ついこの間まで、夕暮れ時に街が暗くなると、絵本に出てくる暑い国の南の海にかかる空よりも深く、世界で一番明るい空に見えた。「天の川も見えるよ」と副司令官が指さす。

 

そして、本当に見えたのだ。そして、シャンデリアのようにきらめく星空が現れた。戦闘員の一人が、「上は星空、内は道徳律」と冗談を言った。私は笑ってしまった。

 

1週間余り前に一部の家で電気がつくと、この星空はたちまち窓の明かりに隠れて見えなくなった。星々は人工の光に姿を変え、そのひとつひとつが眼下の人間の生活を照らした。

 

私は、この軍事停電を誰も見ていない窓から、人々がどのように動き、食事をし、話をし、けんかをしているのか、覗いてみたかった。

 

しかし、議論していても、ここには変化の兆しがある。私が訪れた病院の看護師たちは、戦闘が活発だったころは、誰もが団結し、隣人や医師に迷惑をかけないようにし、静かに話し、めったに文句を言わなかったと教えてくれた。

 

私は、その名残を感じただけであった。日を追うごとに、人々はますます「人間らしく」行動するようになった。怒り、気まぐれ、要求が多く、けんか腰で、いらいらしている。

 

患者を縫合する外科医が最近運行を始めたバスの時刻表を話題にしたり、喫煙室で看護婦が牛乳の値段について噂話をしたりと、会話はますます日常的なものになっていった。

 

榴散弾で負傷した患者(ネオナチのアゾフ大隊が追放された学校の地下に薪を探して入り、仕掛け花火に遭遇した)さえ、仕掛け人よりも痛い注射に腹を立てているのである。

 

4日前、アゾフスタルに立てこもった最後のウクライナ人が武器を置いて降伏した。

 

街は静かになった。そしてこの静寂の中で、普通の都市生活が出現した。

 

今日、私はマリウポルで初めて音楽を聴いた。見慣れた小隊長が車で通りかかった。彼の車の開いた(そして一部欠けている)窓から、ロシアのロックバンドChizh & Coが歌い出したのだ。「みんな、生きたいのに、出る力がない」。

 

同じようにボロボロになった民間のルノー車からは、別のロシアのロックバンドが「もっといい時代が来る」と約束していた。

 

通行人はおしゃべりをし、ある老人はゴミの山に入り込んだダックスフンドを大声で叱りつけていた。
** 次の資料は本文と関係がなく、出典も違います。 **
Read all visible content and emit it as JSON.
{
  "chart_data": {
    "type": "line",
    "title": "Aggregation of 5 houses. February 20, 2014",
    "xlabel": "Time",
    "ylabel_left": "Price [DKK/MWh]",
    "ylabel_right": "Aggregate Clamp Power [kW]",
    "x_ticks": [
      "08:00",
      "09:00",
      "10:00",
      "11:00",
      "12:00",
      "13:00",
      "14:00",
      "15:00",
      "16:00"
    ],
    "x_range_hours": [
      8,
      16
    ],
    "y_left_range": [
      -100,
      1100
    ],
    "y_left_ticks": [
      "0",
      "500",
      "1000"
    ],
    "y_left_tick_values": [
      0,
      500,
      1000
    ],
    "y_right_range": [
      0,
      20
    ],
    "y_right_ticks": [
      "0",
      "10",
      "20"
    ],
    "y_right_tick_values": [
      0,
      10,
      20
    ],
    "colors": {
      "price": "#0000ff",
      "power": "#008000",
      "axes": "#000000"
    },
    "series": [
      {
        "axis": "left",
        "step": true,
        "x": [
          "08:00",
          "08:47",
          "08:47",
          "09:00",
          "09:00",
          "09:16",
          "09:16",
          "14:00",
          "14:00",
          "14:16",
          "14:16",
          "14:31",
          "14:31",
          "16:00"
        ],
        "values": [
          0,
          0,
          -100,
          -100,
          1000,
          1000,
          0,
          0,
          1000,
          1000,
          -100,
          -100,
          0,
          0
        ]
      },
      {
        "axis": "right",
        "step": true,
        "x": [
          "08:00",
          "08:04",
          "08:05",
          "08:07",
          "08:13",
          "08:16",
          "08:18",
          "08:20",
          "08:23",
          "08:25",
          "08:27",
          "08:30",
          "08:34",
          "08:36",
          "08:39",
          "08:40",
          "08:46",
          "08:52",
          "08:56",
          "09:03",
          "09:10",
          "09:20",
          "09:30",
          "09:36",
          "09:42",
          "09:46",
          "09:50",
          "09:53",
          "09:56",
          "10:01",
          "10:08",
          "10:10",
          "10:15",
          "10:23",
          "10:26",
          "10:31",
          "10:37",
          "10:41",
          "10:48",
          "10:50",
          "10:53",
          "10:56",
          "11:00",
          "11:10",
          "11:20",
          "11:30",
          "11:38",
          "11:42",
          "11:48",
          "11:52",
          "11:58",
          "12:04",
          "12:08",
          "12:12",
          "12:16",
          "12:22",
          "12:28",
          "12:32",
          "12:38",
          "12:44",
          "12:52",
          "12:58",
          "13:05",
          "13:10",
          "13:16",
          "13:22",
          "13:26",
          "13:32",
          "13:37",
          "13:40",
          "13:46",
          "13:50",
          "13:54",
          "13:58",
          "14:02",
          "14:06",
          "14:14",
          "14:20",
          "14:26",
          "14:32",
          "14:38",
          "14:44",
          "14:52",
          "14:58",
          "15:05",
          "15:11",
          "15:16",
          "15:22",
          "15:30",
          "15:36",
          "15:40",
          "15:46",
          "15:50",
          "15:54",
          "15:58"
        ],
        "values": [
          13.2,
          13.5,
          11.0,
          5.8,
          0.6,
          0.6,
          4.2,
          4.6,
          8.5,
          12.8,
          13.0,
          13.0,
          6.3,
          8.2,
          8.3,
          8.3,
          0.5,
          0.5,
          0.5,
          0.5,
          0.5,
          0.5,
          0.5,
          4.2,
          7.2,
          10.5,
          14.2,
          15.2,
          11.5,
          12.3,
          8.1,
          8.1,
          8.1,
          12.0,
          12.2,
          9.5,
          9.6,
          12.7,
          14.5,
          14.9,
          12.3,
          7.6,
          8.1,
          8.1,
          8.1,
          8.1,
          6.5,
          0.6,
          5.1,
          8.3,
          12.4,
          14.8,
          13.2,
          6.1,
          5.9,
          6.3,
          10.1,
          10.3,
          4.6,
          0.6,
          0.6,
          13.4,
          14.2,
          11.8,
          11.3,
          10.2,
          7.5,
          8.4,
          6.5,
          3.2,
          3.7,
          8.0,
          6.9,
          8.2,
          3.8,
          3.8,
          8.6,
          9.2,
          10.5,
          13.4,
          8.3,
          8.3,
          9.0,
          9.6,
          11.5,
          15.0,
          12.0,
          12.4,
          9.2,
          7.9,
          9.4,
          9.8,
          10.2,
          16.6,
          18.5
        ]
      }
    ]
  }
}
ほぼ無傷の高層ビルのアパートでは、食器をガラガラ鳴らし、電話に出て、笑い声をあげていた。

 

ガラスの破片が飛び出した窓枠の向こうで、誰かがピアノで「白いアカシアの房の香り」を不安定に弾いていた。遠くでアカシアの花が咲いている。

その隣には、ピケットフェンスで作った十字架が2つ、浅い墓を示すように立っていて、そこから死体の刺激臭が漂っている。